In this project, we use the data science techniques we have learnt in last 9 courses to tackle real world problems. Around the world, people are spending an increasing amount of time on their mobile devices for email, social networking, banking and a whole range of other activities. But typing on mobile devices can be a serious pain. We build a smart keyboard that ressembles the one developed by SwiftKey to make it easier for people to type on their mobile devices.
We use the data set assigned by the course for most of our analysis. Here we download the zip file and look into the structure of the file.
## filename uncompressed_size
## 1 final/ 0
## 2 final/de_DE/ 0
## 3 final/de_DE/de_DE.twitter.txt 75578341
## 4 final/de_DE/de_DE.blogs.txt 85459666
## 5 final/de_DE/de_DE.news.txt 95591959
## 6 final/ru_RU/ 0
## 7 final/ru_RU/ru_RU.blogs.txt 116855835
## 8 final/ru_RU/ru_RU.news.txt 118996424
## 9 final/ru_RU/ru_RU.twitter.txt 105182346
## 10 final/en_US/ 0
## 11 final/en_US/en_US.twitter.txt 167105338
## 12 final/en_US/en_US.news.txt 205811889
## 13 final/en_US/en_US.blogs.txt 210160014
## 14 final/fi_FI/ 0
## 15 final/fi_FI/fi_FI.news.txt 94234350
## 16 final/fi_FI/fi_FI.blogs.txt 108503595
## 17 final/fi_FI/fi_FI.twitter.txt 25331142
There are 4 sub-folders for 4 different languages. In each folder, there are 3 .txt files, where text were drawn from Twitter, blogs and news. For this assignment, we will focus on the English text in the final/en_US/ folder.
After reading the three files, here are their summaries in terms of line count, total word count and the average number of words per line.
## fileType lineCount wordCount avgWordsPerLine
## 1 Twitter 2360148 30373543 12.86934
## 2 Blogs 77259 2643969 34.22215
## 3 News 899288 37334131 41.51521
Due to large size of the data set, we perform random sampling to reduce the 3 US data tables into a more manageable size (which is roughly 1% of the original data set) and combine them into one data table subset.
The resultant data table consist of 33721 lines and an average of 21.0746123 words per line.
To explore the data, we transform the US subset into tibbles and further break them down into tokens.
Out of 33721 tibbles, there are 45731 unique words and altogether 718056 words. It shows in the probability density curve that most words have low word frequencies and a few words have high word frequencies up to almost 30,000 appearances. We need 134 unique words in a frequency sorted dictionary to cover 50% of all word instances in the US English subset, whereas 6771 unique words are needed to cover 90% of all word instances.

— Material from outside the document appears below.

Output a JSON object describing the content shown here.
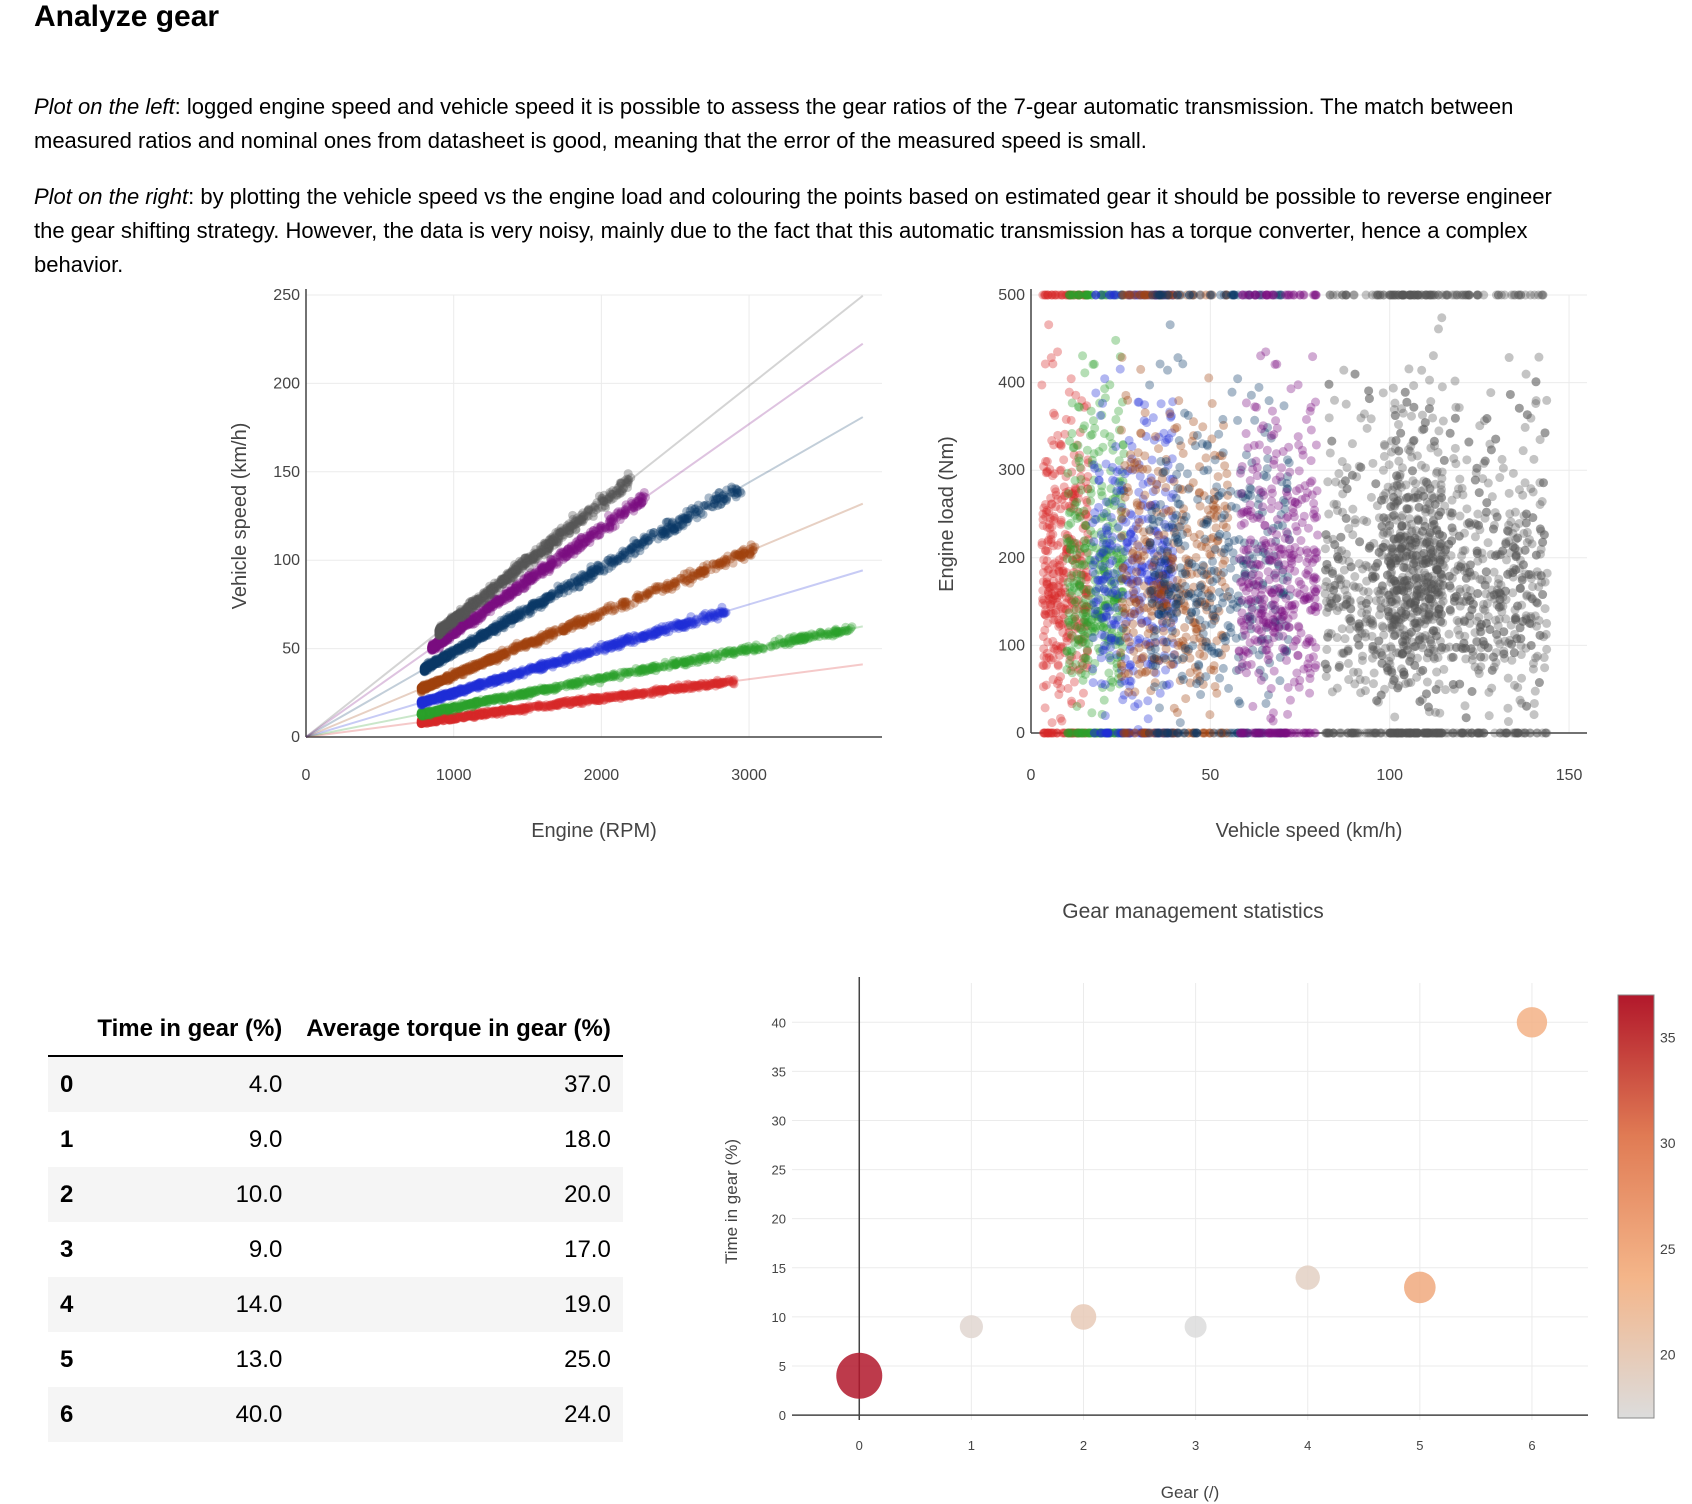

Here are the top 10 words with the highest word frequency.
head(token_US, 10)
## # A tibble: 10 x 2
## words n
## <chr> <int>
## 1 the 29486
## 2 to 19442
## 3 and 16230
## 4 a 15892
## 5 i 15214
## 6 of 12798
## 7 in 10408
## 8 you 8646
## 9 for 8152
## 10 is 8041
Next, we look at the frequencies of top 10 2-grams and 3-grams in the dataset.
## # A tibble: 10 x 2
## ngrams n
## <chr> <int>
## 1 of the 2462
## 2 in the 2433
## 3 for the 1450
## 4 to the 1340
## 5 on the 1246
## 6 to be 1161
## 7 at the 906
## 8 and the 808
## 9 i have 806
## 10 i was 737
## # A tibble: 10 x 2
## ngrams n
## <chr> <int>
## 1 thanks for the 248
## 2 one of the 188
## 3 a lot of 172
## 4 i want to 149
## 5 going to be 123
## 6 looking forward to 116
## 7 i have a 113
## 8 to be a 113
## 9 it was a 112
## 10 i have to 111
The frequencies of unique one word are much higher than that of 2-grams and the frequencies of 2-grams are higher than that of 3-grams. We can use the probabilities of these frequencies as a foundation to build our prediction algorithm.